「痔」になりやすい人の特徴はご存知ですか? 原因・症状を併せて医師が解説

「痔」になりやすい人の特徴はご存知ですか? 原因・症状を併せて医師が解説

監修医師:
長田 和義(医師)

2012年、長崎大学医学部卒業。消化器内科医として、複数の総合病院で胆膵疾患を中心に診療経験を積む。現在は、排泄障害、肛門疾患の診療にも従事。医学博士、日本内科学会認定内科医、日本消化器病学会専門医、日本消化器内視鏡学会専門医。

痔の概要

痔(じ)は、肛門から直腸の血管や組織に異常が生じる疾患の総称です。
主に以下の3種類に分類されます。

痔核(いぼ痔)

裂肛(切れ痔)

痔ろう(あな痔)

痔核は、肛門管内の粘膜下と肛門上皮下にある血管や結合織からなる柔らかい組織(肛門クッション)が次第に肥大化したものです。
20歳ごろ以降に発症することが多く、有病率の男女差はありません。
痔核は、肛門上皮と直腸粘膜の境界である「歯状線」を基準にして、内痔核と外痔核に分かれます。

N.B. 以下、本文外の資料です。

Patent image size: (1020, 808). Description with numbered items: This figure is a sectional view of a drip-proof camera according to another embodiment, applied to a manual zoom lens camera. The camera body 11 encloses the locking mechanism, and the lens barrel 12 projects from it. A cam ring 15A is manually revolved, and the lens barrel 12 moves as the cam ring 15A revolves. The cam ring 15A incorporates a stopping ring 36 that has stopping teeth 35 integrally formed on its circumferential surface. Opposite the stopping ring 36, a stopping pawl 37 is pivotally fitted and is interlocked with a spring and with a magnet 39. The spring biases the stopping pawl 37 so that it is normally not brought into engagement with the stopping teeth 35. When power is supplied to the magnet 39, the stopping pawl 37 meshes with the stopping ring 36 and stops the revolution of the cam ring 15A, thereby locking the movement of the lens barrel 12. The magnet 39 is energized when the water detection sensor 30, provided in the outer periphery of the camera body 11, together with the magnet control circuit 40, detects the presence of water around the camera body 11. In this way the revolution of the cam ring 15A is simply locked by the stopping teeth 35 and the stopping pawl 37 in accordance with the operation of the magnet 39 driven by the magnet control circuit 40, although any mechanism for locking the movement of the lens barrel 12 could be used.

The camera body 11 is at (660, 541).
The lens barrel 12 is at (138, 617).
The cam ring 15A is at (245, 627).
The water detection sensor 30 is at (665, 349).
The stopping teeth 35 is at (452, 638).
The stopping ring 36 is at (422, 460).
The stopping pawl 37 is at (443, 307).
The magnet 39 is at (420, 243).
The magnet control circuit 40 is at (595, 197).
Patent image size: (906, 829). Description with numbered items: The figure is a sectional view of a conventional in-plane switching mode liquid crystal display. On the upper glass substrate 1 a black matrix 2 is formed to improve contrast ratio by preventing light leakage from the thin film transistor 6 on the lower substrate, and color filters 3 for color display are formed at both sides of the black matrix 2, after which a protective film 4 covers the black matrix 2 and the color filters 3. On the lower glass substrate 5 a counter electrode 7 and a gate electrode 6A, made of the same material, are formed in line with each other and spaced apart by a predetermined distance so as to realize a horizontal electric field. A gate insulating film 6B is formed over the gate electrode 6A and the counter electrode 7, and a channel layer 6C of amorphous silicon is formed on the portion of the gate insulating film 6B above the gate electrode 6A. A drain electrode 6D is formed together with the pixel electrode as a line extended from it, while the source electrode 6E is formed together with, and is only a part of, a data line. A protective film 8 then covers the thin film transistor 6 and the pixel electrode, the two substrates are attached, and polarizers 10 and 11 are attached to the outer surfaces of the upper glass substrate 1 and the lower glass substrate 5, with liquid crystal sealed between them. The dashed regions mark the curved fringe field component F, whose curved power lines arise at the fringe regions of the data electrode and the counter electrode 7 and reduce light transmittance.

裂肛は、肛門上皮が切れることによって痛みや出血が起こる痔です。
20〜50代に好発し、女性に多く見られます。

また痔ろうは、一般的には肛門腺への感染から膿瘍となり、膿が排出された後に膿の管が残った状態のことです。
好発年齢は男女ともに30〜40代で、女性よりも男性に多くみられます。

痔は一般的な疾患で、多くの人が生涯のうちに一度は経験すると言われています。
症状の程度は軽度から重度までさまざまですが、適切な治療と生活習慣の改善により、多くの場合管理が可能です。

痔の原因

痔疾患の発症には複数の要因が関与しています。
主な原因として以下があげられます。

1.便秘

硬い便を強くいきんで出すことによる肛門への負担

2.下痢

頻繁な排便による肛門部の刺激

腸液による皮膚の脆弱化

3.長時間の座位

デスクワークや長距離ドライブなどによる局所の血流障害

4.妊娠・出産

妊娠中の血流量増加や出産時の肛門への負担

5.加齢

肛門周囲の組織や血管の弾力性低下

6.不適切な肛門衛生

過度の清潔志向による刺激

不十分な清潔による感染リスク

7.遺伝的要因

肛門の支持組織の弱さなど、遺伝的な要因が一部関与している可能性もある

8.肥満

食べ過ぎや下着、衣類、ベルトなどによる腹圧上昇

9.過度の運動や仕事

重量挙げや重い荷物を持つなどによる腹圧上昇

10.特定の疾患

炎症性腸疾患など、腸管に影響を与える疾患

以上の要因が単独または複合的に作用し、肛門周囲の血管や組織に負担をかけることで痔疾患が発症します。